Monday, July 1, 2013

Oracle RAC on vBlock

My recent project migrating many large, very active databases from single instance AIX to RAC running Redhat 6.2 had a lot of challenges that changed the design as time went on.  Originally the plan was to deploy (according to VMWare's best practices) using vmdk's on datastores, but the overall storage requirements exceeded 60TB, so this was no longer an option and we were forced (to my delight) to use raw devices instead.  All of these databases logically migrated to multiple VCE vBlocks (http://www.vce.com/products/vblock/overview).

Per SAP's ASM best practices (Variant 1), we placed the storage in 3 diskgroups: DATA, RECO and ARCH.


Oracle ASM Disk Group Name Stores
+DATA     - All data files
                  - All temp files
                  - Control file (first copy)
                  - Online redo logs (first copy)

+ARCH     - Control file (second cop

                  - Archived redo logs


+RECO      - Control file (third copy)
                   - Online redo logs (second copy)

Per Oracle's best practices, all the storage in a diskgroup should be the same size and performance...and the SAP layout suggests different IO requirements of these pools, so we went with a combination of SSD's and fast 15k SAS spindles in the DATA diskgroup (FAST on), many smaller 15k SAS spindles in REDO and slower 7200rpm 2TB NL-SAS spindles in +ARCH...after all, its ok if the background processes take longer to archive your logs.  Redo will remain active a little longer, but as long as its cleared long before we wrap around all the redo groups, its sufficient, doesn't affect performance and its much less expensive per GB.  We also created VMWare datastores for the OS out of the arch pool, since it, too, has low iops requirements.

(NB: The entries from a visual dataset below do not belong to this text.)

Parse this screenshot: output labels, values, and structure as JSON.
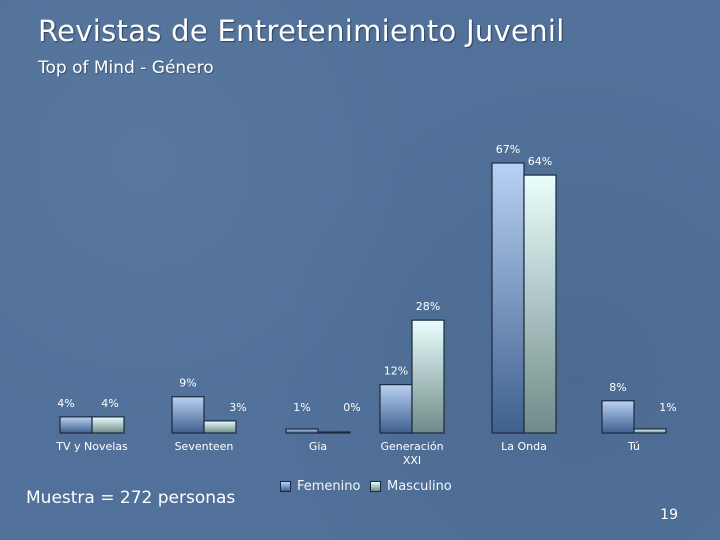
{
  "header": {
    "title": "Revistas de Entretenimiento Juvenil",
    "subtitle": "Top of Mind - Género"
  },
  "footer": {
    "sample_note": "Muestra = 272 personas",
    "page_number": "19"
  },
  "colors": {
    "background": "#51719a",
    "femenino_top": "#b9d1f3",
    "femenino_bottom": "#3f5f8d",
    "masculino_top": "#e9fffe",
    "masculino_bottom": "#6f8a88",
    "bar_outline": "#1b2a3e"
  },
  "chart_data": {
    "type": "bar",
    "title": "Top of Mind - Género",
    "categories": [
      "TV y Novelas",
      "Seventeen",
      "Gia",
      "Generación XXI",
      "La Onda",
      "Tú"
    ],
    "series": [
      {
        "name": "Femenino",
        "values": [
          4,
          9,
          1,
          12,
          67,
          8
        ],
        "labels": [
          "4%",
          "9%",
          "1%",
          "12%",
          "67%",
          "8%"
        ]
      },
      {
        "name": "Masculino",
        "values": [
          4,
          3,
          0,
          28,
          64,
          1
        ],
        "labels": [
          "4%",
          "3%",
          "0%",
          "28%",
          "64%",
          "1%"
        ]
      }
    ],
    "ylim": [
      0,
      67
    ],
    "xlabel": "",
    "ylabel": "",
    "grid": false,
    "legend": [
      "Femenino",
      "Masculino"
    ],
    "legend_position": "bottom"
  }
}
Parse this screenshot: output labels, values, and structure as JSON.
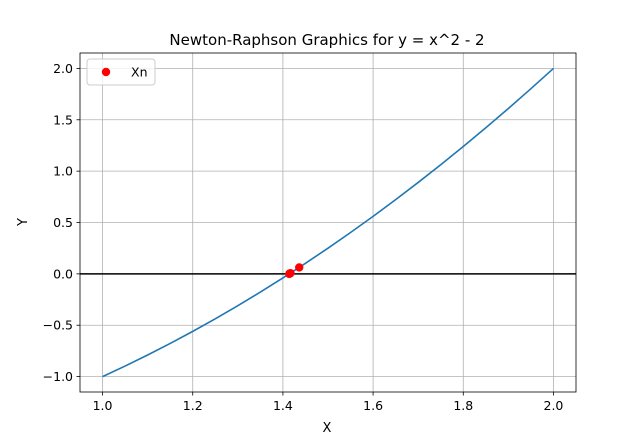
{
  "chart_data": {
    "type": "line",
    "title": "Newton-Raphson Graphics for y = x^2 - 2",
    "xlabel": "X",
    "ylabel": "Y",
    "xlim": [
      0.95,
      2.05
    ],
    "ylim": [
      -1.15,
      2.15
    ],
    "xticks": [
      1.0,
      1.2,
      1.4,
      1.6,
      1.8,
      2.0
    ],
    "xtick_labels": [
      "1.0",
      "1.2",
      "1.4",
      "1.6",
      "1.8",
      "2.0"
    ],
    "yticks": [
      -1.0,
      -0.5,
      0.0,
      0.5,
      1.0,
      1.5,
      2.0
    ],
    "ytick_labels": [
      "−1.0",
      "−0.5",
      "0.0",
      "0.5",
      "1.0",
      "1.5",
      "2.0"
    ],
    "grid": true,
    "legend_position": "top-left",
    "curve": {
      "function": "x^2 - 2",
      "x": [
        1.0,
        1.05,
        1.1,
        1.15,
        1.2,
        1.25,
        1.3,
        1.35,
        1.4,
        1.45,
        1.5,
        1.55,
        1.6,
        1.65,
        1.7,
        1.75,
        1.8,
        1.85,
        1.9,
        1.95,
        2.0
      ],
      "y": [
        -1.0,
        -0.8975,
        -0.79,
        -0.6775,
        -0.56,
        -0.4375,
        -0.31,
        -0.1775,
        -0.04,
        0.1025,
        0.25,
        0.4025,
        0.56,
        0.7225,
        0.89,
        1.0625,
        1.24,
        1.4225,
        1.61,
        1.8025,
        2.0
      ],
      "color": "#1f77b4"
    },
    "baseline": {
      "y": 0,
      "color": "#000000"
    },
    "series": [
      {
        "name": "Xn",
        "type": "scatter",
        "color": "#ff0000",
        "x": [
          1.4167,
          1.4142,
          1.4362
        ],
        "y": [
          0.0069,
          0.0,
          0.0627
        ]
      }
    ]
  }
}
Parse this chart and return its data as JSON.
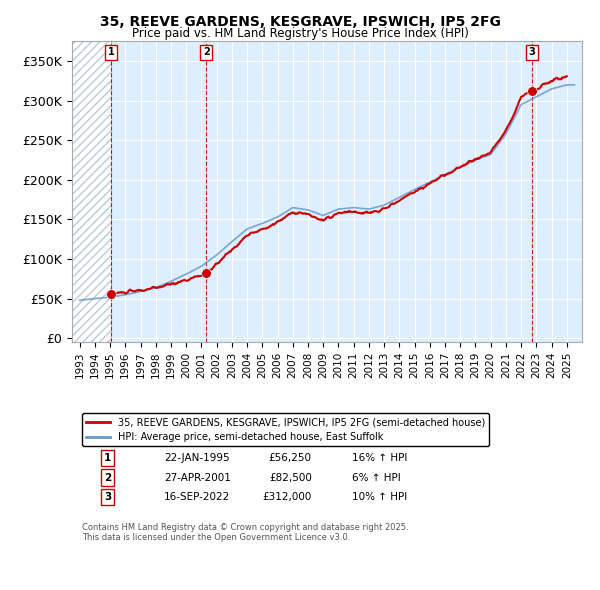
{
  "title1": "35, REEVE GARDENS, KESGRAVE, IPSWICH, IP5 2FG",
  "title2": "Price paid vs. HM Land Registry's House Price Index (HPI)",
  "ylabel": "",
  "background_color": "#ffffff",
  "plot_bg_color": "#ddeeff",
  "grid_color": "#ffffff",
  "hatch_color": "#c0c8d8",
  "house_color": "#cc0000",
  "hpi_color": "#6699cc",
  "sale_marker_color": "#cc0000",
  "dashed_line_color": "#cc0000",
  "transactions": [
    {
      "date_num": 1995.07,
      "price": 56250,
      "label": "1",
      "pct": "16% ↑ HPI",
      "date_str": "22-JAN-1995"
    },
    {
      "date_num": 2001.32,
      "price": 82500,
      "label": "2",
      "pct": "6% ↑ HPI",
      "date_str": "27-APR-2001"
    },
    {
      "date_num": 2022.71,
      "price": 312000,
      "label": "3",
      "pct": "10% ↑ HPI",
      "date_str": "16-SEP-2022"
    }
  ],
  "legend_house": "35, REEVE GARDENS, KESGRAVE, IPSWICH, IP5 2FG (semi-detached house)",
  "legend_hpi": "HPI: Average price, semi-detached house, East Suffolk",
  "footnote": "Contains HM Land Registry data © Crown copyright and database right 2025.\nThis data is licensed under the Open Government Licence v3.0.",
  "yticks": [
    0,
    50000,
    100000,
    150000,
    200000,
    250000,
    300000,
    350000
  ],
  "ylim": [
    -5000,
    375000
  ],
  "xlim": [
    1992.5,
    2026.0
  ],
  "xticks": [
    1993,
    1994,
    1995,
    1996,
    1997,
    1998,
    1999,
    2000,
    2001,
    2002,
    2003,
    2004,
    2005,
    2006,
    2007,
    2008,
    2009,
    2010,
    2011,
    2012,
    2013,
    2014,
    2015,
    2016,
    2017,
    2018,
    2019,
    2020,
    2021,
    2022,
    2023,
    2024,
    2025
  ]
}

There are some issues with this design but overall its performing extremely well.  The SAP database  is serving about 4 million db calls per minute, generating 1TB of archivelogs/day.  For a mixed load or DSS database, that archivelog generation wouldn't be a big deal...but for a pure OLTP db that's pretty respectable.  The DB Cache is undersized at 512GB...more than the old system had, which has really helped take the load off the storage and reduced our IOPS requirements.  The "DB Time" tracked by SAP is showing over a 2X performance boost.

For the larger non-SAP databases, their performance increase has been much more dramatic.  SAP ties your hands a bit, to make things consistent between all their customers their implementation is very specific...you have to be SAP Migration Certified to move a database to a new platform.  Michael Wang (from Oracle's SAP Migration group), who also teaches some Exadata administration classes, is an excellent resource for SAP migrations, and he's great to work with.   Many features that have been common in Oracle for years aren't supported.  For the non-SAP databases, we're free to take advantage of all the performance features Oracle has...and there are many.  We compressed tables with advanced compression, compressed indexes, tweaked stats and caches, moved to merged incremental backups on a different set of spindles than our data, create profiles suggested during RAT testing...basically everything we could think of.  For some databases, we implemented result cache...for others we found (in RAT testing) that it wasn't beneficial overall...it depends on your workload.  Some of our biggest performance gains (in some cases, 1000X+) didn't come from the new hardware, new software or the new design...but came from the migration itself.  For years, database upgrades were done in place, and since performance was tracked relative to "what it usually is" rather than what it should be...lots of problems, such as chained rows, were hidden.  After we did a logical migration, these problems were fixed and performance reached its potential.  I got lots of emails that went something like, "Wow, this is fast!!"

Its extremely good, but not perfect.  There's still an issue left due to going to multiple VNX's instead of a single vMax.  I'll talk about that one later.